Although its aesthetics were inspired by the past, the theatre’s functionality has definitely been brought into the 21st century. Now with a capacity of 332, audience seating has been enhanced by the addition of four boxes on the lower level and six at balcony level. Mobility and accessibility have also been carefully considered; an elevator provides accessibility for wheelchair users up to the stage, while reserved seats have been built for people with disabilities and reduced mobility. The proscenium, now extended to 8.03 metres wide by 6.50 metres high, offers a better viewing experience. A state-of-the-art audiovisual system guarantees perfect acoustics and lighting.

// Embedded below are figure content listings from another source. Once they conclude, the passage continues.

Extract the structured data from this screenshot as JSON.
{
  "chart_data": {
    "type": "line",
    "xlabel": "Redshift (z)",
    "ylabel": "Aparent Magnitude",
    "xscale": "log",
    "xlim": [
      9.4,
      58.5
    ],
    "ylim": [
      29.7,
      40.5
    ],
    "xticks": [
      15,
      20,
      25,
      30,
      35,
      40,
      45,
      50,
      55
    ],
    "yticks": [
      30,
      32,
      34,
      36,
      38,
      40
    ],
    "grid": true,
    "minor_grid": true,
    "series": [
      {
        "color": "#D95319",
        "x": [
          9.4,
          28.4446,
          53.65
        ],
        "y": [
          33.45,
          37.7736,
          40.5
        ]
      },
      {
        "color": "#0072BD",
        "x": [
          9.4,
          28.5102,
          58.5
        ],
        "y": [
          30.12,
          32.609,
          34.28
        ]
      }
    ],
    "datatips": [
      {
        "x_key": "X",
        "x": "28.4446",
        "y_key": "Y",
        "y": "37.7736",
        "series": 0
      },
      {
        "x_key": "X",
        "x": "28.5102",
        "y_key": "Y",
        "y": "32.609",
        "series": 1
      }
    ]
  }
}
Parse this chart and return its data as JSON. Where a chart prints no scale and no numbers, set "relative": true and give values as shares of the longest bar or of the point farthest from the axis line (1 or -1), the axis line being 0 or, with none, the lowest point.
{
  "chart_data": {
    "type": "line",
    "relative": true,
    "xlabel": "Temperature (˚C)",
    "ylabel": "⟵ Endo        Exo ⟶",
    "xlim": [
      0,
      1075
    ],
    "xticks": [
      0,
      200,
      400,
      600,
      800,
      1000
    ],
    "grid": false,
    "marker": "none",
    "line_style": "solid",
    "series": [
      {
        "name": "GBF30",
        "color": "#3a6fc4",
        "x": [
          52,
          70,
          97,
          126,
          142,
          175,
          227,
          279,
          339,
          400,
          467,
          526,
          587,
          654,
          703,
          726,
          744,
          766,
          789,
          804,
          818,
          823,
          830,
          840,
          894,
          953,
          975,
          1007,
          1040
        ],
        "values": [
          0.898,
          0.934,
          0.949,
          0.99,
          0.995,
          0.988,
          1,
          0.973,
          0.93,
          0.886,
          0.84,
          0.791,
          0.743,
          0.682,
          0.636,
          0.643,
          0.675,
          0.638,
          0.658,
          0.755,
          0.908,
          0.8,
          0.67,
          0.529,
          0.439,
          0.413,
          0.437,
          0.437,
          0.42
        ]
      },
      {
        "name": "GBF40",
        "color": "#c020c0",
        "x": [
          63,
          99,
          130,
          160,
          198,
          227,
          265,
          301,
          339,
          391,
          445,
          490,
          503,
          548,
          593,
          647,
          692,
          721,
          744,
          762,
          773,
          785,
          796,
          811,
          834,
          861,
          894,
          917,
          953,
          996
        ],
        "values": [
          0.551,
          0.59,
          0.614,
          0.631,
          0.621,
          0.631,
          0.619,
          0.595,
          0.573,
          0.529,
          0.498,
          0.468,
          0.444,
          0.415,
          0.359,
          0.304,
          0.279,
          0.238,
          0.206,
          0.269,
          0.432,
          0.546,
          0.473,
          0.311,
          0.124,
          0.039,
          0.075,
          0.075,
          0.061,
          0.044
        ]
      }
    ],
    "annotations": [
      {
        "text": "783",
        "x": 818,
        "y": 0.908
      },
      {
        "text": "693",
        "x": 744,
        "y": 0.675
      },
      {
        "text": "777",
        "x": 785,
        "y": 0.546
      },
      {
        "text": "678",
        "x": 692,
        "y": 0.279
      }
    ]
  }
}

Now given a second lease of life, the Copacabana Palace Theatre is losing no time jumping straight back into the cultural scene of Rio. 2023 will see an exciting lineup of performances held as a part of the centennial celebrations for the palace. This includes art installations under the Mitico project, an artist series held in partnership with international contemporary art gallery, Galleria Continua.